Microbiome. 2020 Feb 11;8(1):16. doi: 10.1186/s40168-020-0794-3.
Microorganisms in activated sludge (AS) play key roles in the wastewater treatment processes. However, their ecological behaviors and differences from microorganisms in other environments have mainly been studied using the 16S rRNA gene that may not truly represent in situ functions.

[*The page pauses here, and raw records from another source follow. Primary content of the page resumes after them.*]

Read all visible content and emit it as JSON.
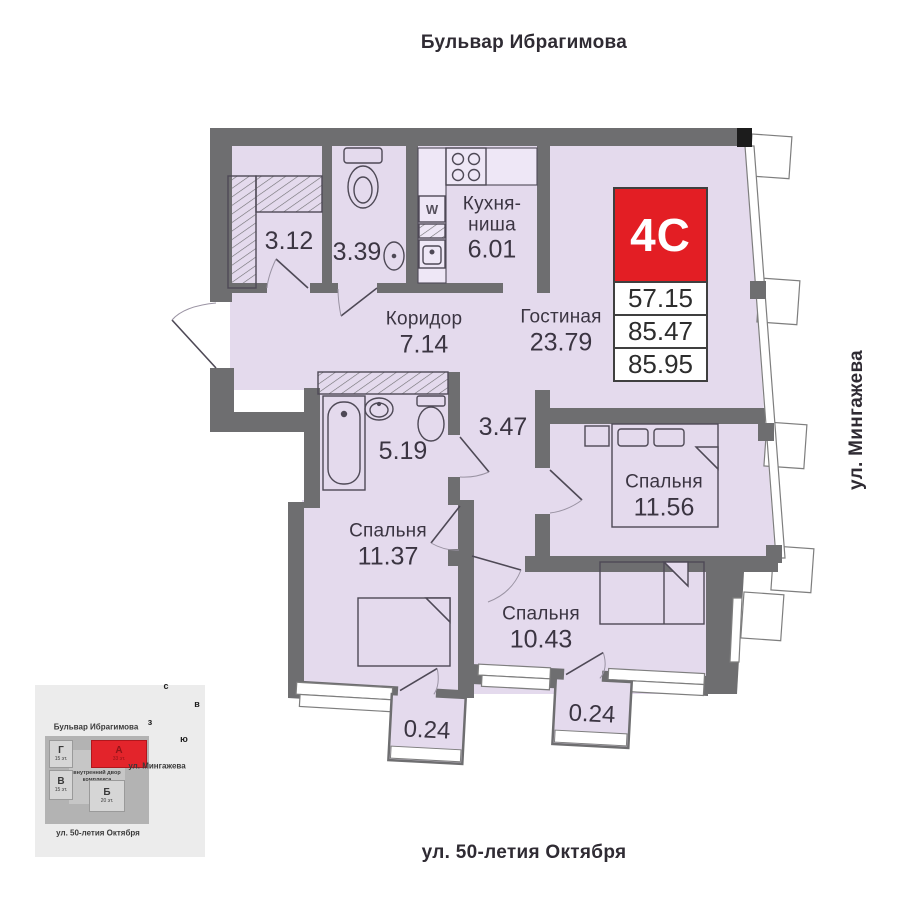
{
  "streets": {
    "top": "Бульвар Ибрагимова",
    "right": "ул. Мингажева",
    "bottom": "ул. 50-летия Октября"
  },
  "unit": {
    "label": "4C",
    "areas": [
      "57.15",
      "85.47",
      "85.95"
    ]
  },
  "rooms": {
    "wardrobe": {
      "area": "3.12"
    },
    "wc": {
      "area": "3.39"
    },
    "kitchen": {
      "name": "Кухня-ниша",
      "area": "6.01"
    },
    "corridor": {
      "name": "Коридор",
      "area": "7.14"
    },
    "living": {
      "name": "Гостиная",
      "area": "23.79"
    },
    "bathroom": {
      "area": "5.19"
    },
    "hall": {
      "area": "3.47"
    },
    "bedroom1": {
      "name": "Спальня",
      "area": "11.56"
    },
    "bedroom2": {
      "name": "Спальня",
      "area": "11.37"
    },
    "bedroom3": {
      "name": "Спальня",
      "area": "10.43"
    },
    "balcony1": {
      "area": "0.24"
    },
    "balcony2": {
      "area": "0.24"
    }
  },
  "plan": {
    "washer_label": "W"
  },
  "colors": {
    "wall": "#6e6e70",
    "floor": "#e4daed",
    "accent_red": "#e31e24"
  },
  "minimap": {
    "street_top": "Бульвар Ибрагимова",
    "street_right": "ул. Мингажева",
    "street_bottom": "ул. 50-летия Октября",
    "courtyard": "внутренний двор комплекса",
    "buildings": [
      {
        "label": "Г",
        "floors": "15 эт."
      },
      {
        "label": "В",
        "floors": "15 эт."
      },
      {
        "label": "А",
        "floors": "33 эт."
      },
      {
        "label": "Б",
        "floors": "20 эт."
      }
    ],
    "compass": {
      "n": "с",
      "e": "в",
      "s": "ю",
      "w": "з"
    }
  }
}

Here, we present 2045 archaeal and bacterial metagenome-assembled genomes (MAGs) recovered from 1.35 Tb of metagenomic data generated from 114 AS samples of 23 full-scale wastewater treatment plants (WWTPs). We found that the AS MAGs have obvious plant-specific features and that few proteins are shared by different WWTPs, especially for WWTPs located in geographically distant areas. Further, we developed a novel machine learning approach that can distinguish between AS MAGs and MAGs from other environments based on the clusters of orthologous groups of proteins with an accuracy of 96%. With the aid of machine learning, we also identified some functional features (e.g., functions related to aerobic metabolism, nutrient sensing/acquisition, and biofilm formation) that are likely vital for AS bacteria to adapt themselves in wastewater treatment bioreactors.

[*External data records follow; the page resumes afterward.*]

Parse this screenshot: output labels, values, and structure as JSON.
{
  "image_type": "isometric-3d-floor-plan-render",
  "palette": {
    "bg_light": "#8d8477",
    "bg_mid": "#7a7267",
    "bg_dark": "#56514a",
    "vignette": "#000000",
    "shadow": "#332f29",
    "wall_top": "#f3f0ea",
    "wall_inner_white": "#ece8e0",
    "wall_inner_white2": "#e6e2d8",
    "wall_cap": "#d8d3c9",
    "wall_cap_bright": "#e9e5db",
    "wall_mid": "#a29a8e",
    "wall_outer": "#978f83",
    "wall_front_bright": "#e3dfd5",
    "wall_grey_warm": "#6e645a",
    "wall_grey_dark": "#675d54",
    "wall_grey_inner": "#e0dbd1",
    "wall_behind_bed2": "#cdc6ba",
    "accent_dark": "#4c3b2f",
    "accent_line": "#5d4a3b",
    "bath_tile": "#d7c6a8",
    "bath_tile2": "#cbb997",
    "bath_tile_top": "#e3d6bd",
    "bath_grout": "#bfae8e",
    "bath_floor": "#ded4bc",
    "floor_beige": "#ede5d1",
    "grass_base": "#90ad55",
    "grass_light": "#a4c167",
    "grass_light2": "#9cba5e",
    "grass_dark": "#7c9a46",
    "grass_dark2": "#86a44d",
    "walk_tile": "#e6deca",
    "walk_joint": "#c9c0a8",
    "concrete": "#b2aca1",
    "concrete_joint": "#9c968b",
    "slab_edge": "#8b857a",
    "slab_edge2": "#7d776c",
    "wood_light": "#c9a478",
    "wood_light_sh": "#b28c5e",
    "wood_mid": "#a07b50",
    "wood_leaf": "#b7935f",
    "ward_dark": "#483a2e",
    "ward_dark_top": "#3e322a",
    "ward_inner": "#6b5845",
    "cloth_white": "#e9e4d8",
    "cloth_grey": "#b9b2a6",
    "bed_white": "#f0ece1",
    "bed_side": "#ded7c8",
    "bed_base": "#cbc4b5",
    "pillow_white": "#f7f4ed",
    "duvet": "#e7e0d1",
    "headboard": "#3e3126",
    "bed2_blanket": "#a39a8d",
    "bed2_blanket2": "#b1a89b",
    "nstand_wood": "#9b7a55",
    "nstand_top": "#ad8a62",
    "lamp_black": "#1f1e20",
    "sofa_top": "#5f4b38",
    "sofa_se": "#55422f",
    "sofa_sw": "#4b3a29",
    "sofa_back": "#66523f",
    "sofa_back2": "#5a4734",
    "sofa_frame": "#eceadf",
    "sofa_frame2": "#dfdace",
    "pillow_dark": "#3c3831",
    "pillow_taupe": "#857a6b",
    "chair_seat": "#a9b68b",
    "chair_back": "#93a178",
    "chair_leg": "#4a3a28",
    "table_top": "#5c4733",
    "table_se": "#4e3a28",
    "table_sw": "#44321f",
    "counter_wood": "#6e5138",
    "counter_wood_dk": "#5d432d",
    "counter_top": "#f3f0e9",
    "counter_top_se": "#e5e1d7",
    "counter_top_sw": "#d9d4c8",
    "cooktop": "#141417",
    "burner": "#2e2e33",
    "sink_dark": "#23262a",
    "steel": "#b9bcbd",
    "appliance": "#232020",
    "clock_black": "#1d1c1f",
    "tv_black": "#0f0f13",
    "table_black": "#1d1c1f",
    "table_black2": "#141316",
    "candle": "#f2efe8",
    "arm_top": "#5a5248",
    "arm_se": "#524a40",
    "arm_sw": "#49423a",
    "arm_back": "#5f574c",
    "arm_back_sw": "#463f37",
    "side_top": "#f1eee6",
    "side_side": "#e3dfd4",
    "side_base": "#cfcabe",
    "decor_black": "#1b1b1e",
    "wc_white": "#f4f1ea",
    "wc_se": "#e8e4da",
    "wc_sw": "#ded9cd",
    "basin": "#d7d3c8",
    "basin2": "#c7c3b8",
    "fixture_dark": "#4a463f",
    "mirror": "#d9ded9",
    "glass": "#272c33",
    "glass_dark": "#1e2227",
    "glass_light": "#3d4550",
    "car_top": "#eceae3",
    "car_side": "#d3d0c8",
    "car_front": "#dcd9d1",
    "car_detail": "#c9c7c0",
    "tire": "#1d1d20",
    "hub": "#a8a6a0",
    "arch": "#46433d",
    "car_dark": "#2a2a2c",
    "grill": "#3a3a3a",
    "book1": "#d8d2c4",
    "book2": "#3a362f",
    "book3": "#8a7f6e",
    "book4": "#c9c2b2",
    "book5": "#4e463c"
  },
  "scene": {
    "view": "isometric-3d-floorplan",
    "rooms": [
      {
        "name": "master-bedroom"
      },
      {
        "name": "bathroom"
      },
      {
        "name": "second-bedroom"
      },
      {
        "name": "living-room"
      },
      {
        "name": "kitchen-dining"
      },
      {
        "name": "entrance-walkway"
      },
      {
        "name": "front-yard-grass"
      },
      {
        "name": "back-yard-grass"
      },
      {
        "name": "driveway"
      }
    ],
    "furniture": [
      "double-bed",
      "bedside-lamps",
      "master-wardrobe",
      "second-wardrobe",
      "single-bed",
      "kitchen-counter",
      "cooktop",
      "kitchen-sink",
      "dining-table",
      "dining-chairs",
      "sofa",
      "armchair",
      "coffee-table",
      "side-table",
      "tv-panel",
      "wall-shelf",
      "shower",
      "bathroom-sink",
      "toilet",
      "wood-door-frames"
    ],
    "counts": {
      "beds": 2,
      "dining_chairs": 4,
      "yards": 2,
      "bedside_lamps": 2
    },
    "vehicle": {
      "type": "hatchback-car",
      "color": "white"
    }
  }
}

Our work reveals that, although the bacterial species in different municipal WWTPs could be different, they may have similar deterministic functional features that allow them to adapt to the AS systems. Also, we provide valuable genome resources and a novel approach for future investigation and better understanding of the microbiome of AS and other ecosystems. Video Abtract.
活性污泥(AS)中的微生物在废水处理过程中起着关键作用。然而,它们的生态行为及其与其他环境中微生物的差异主要是通过 16S rRNA 基因来研究的,而该基因可能无法真实地代表原位功能。
在这里,我们从 114 个来自 23 个全规模废水处理厂(WWTP)的 AS 样本的 1.35TB 宏基因组数据中,获得了 2045 个古菌和细菌宏基因组组装基因组(MAG)。我们发现 AS MAG 具有明显的植物特异性特征,并且很少有蛋白质在不同的 WWTP 之间共享,特别是对于位于地理位置遥远的 WWTP。此外,我们开发了一种新的机器学习方法,可以根据蛋白质直系同源簇将 AS MAG 与其他环境中的 MAG 区分开来,准确率为 96%。借助机器学习,我们还确定了一些可能对 AS 细菌在废水处理生物反应器中适应自身至关重要的功能特征(例如,与好氧代谢、营养感应/获取和生物膜形成相关的功能)。
我们的工作表明,尽管不同市政 WWTP 中的细菌种类可能不同,但它们可能具有相似的确定性功能特征,使它们能够适应 AS 系统。此外,我们为未来研究 AS 和其他生态系统的微生物组提供了有价值的基因组资源和新方法。